I have the following problem

Under what circumstances can multiplication be regarded as a unit time operation?

But I thought multiplication is always considered to be taking unit time. Was I wrong?

Answer 1

The expression unit time is a little ambiguous (and AFAIK not much used).

True unit time is achieved when the multiply is performed in a single clock cycle. This rarely occurs on modern processors.

If the execution time of the multiply does not depend on the particular values of the operands, we can say that it is performed in constant time.

When the operand length is bounded, so that the time never exceeds a given duration, we also say that an operation is performed in constant time.

This constant duration can be used as the timing unit of the running time, so that you count in "multiplies" instead of seconds (ops, flops).

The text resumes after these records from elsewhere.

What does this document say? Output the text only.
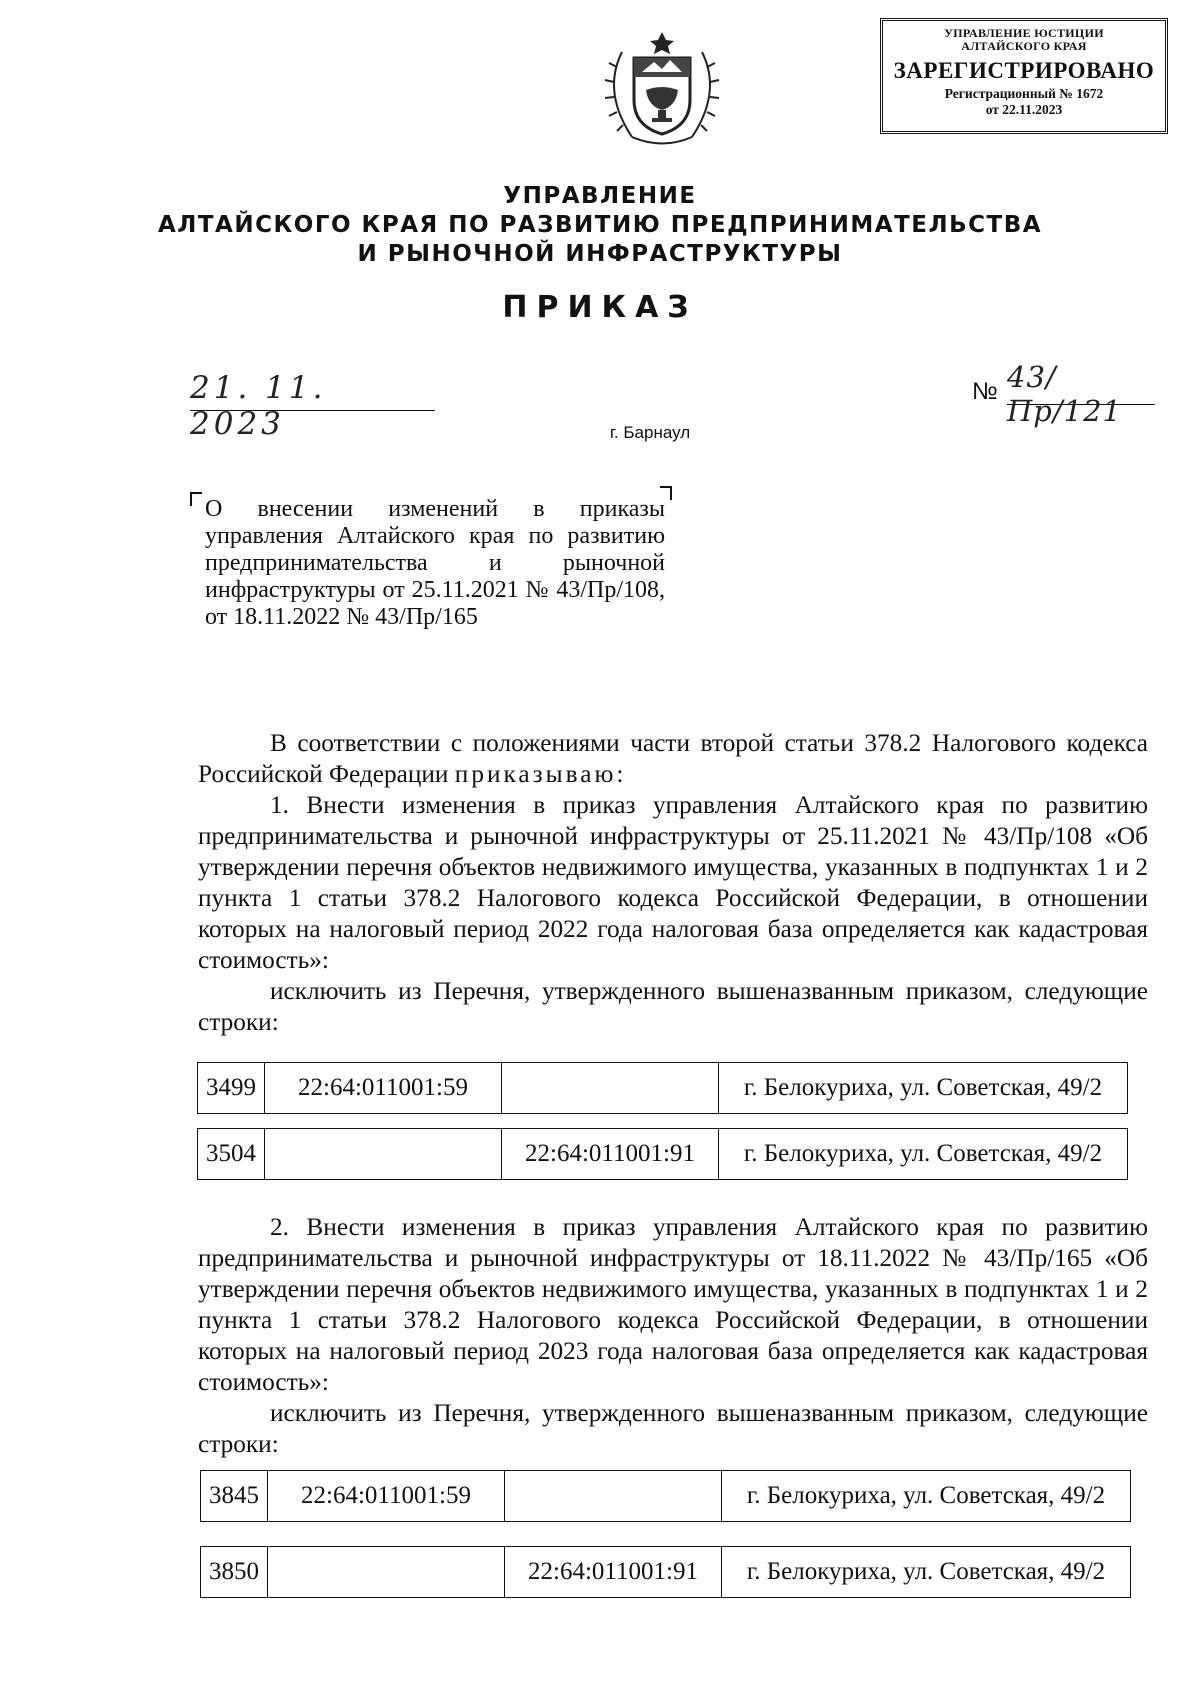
УПРАВЛЕНИЕ ЮСТИЦИИ
АЛТАЙСКОГО КРАЯ
ЗАРЕГИСТРИРОВАНО
Регистрационный № 1672
от 22.11.2023
УПРАВЛЕНИЕ
АЛТАЙСКОГО КРАЯ ПО РАЗВИТИЮ ПРЕДПРИНИМАТЕЛЬСТВА
И РЫНОЧНОЙ ИНФРАСТРУКТУРЫ
ПРИКАЗ
21. 11. 2023
№ 43/Пр/121
г. Барнаул
О внесении изменений в приказы управления Алтайского края по развитию предпринимательства и рыночной инфраструктуры от 25.11.2021 № 43/Пр/108, от 18.11.2022 № 43/Пр/165

В соответствии с положениями части второй статьи 378.2 Налогового кодекса Российской Федерации приказываю:

1. Внести изменения в приказ управления Алтайского края по развитию предпринимательства и рыночной инфраструктуры от 25.11.2021 № 43/Пр/108 «Об утверждении перечня объектов недвижимого имущества, указанных в подпунктах 1 и 2 пункта 1 статьи 378.2 Налогового кодекса Российской Федерации, в отношении которых на налоговый период 2022 года налоговая база определяется как кадастровая стоимость»:

исключить из Перечня, утвержденного вышеназванным приказом, следующие строки:

3499	22:64:011001:59		г. Белокуриха, ул. Советская, 49/2
3504		22:64:011001:91	г. Белокуриха, ул. Советская, 49/2

2. Внести изменения в приказ управления Алтайского края по развитию предпринимательства и рыночной инфраструктуры от 18.11.2022 № 43/Пр/165 «Об утверждении перечня объектов недвижимого имущества, указанных в подпунктах 1 и 2 пункта 1 статьи 378.2 Налогового кодекса Российской Федерации, в отношении которых на налоговый период 2023 года налоговая база определяется как кадастровая стоимость»:

исключить из Перечня, утвержденного вышеназванным приказом, следующие строки:

3845	22:64:011001:59		г. Белокуриха, ул. Советская, 49/2
3850		22:64:011001:91	г. Белокуриха, ул. Советская, 49/2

Lastly, you can evaluate the performance of an algorithm in terms of the number of multiplies it performs, independently of the time they take.

Answer 2

Only in those cases where you're performing operations on two numbers,of numeric type (emphasis here ,not going into the binary detail), you simply need to assume that the operation being performed is of constant time only.

It's not defined as unit time,but,more strictly, a constant time interval which doesn't change even if we increase the size of number,but, in reality the calculation does utilise subtle more time to perform calculation on large numbers). These are generally considered trivial,unless the numbers being multiplied are too large,like BigIntegers in Java,etc.

But,as soon as we move towards performing multiplication of binary strings, our complexity increases and naive method yields a complexity of O(n^2).

So,to aimplify, we perform a divide and conquer-based multiplication, also known as Karatsuba's algorithm for multiplication, which has a complexity of O(n^1.59) which reduces the total number of multiplications and additions to some lesser number of multiplications and some of the additions.

I hope I haven't misjudged the question. If so,please alert me so that I can remove this answer. If I understood the question properly, then the other answer posted here seems incomplete.

Answer 3

It depends on what N is. If N is the number of bits in an arbitrarily large number, then as the number of bits increases, it takes longer to compute the product. However, in most programming languages and applications, the size of numbers are capped to some reasonable number of bits (usually 32 or 64). In hardware, these numbers are multiplied in one step that does not depend on the size of the number.

When the number of bits is a fixed number, like 32, then it doesn't make sense to talk about asymptotic complexity, and you can treat multiplication like an O(1) operation in terms of whatever algorithm you're looking at. When can become arbitrarily large, like with Java's BigInteger class, then multiplication depends on the size of those numbers, as does the memory required to store them.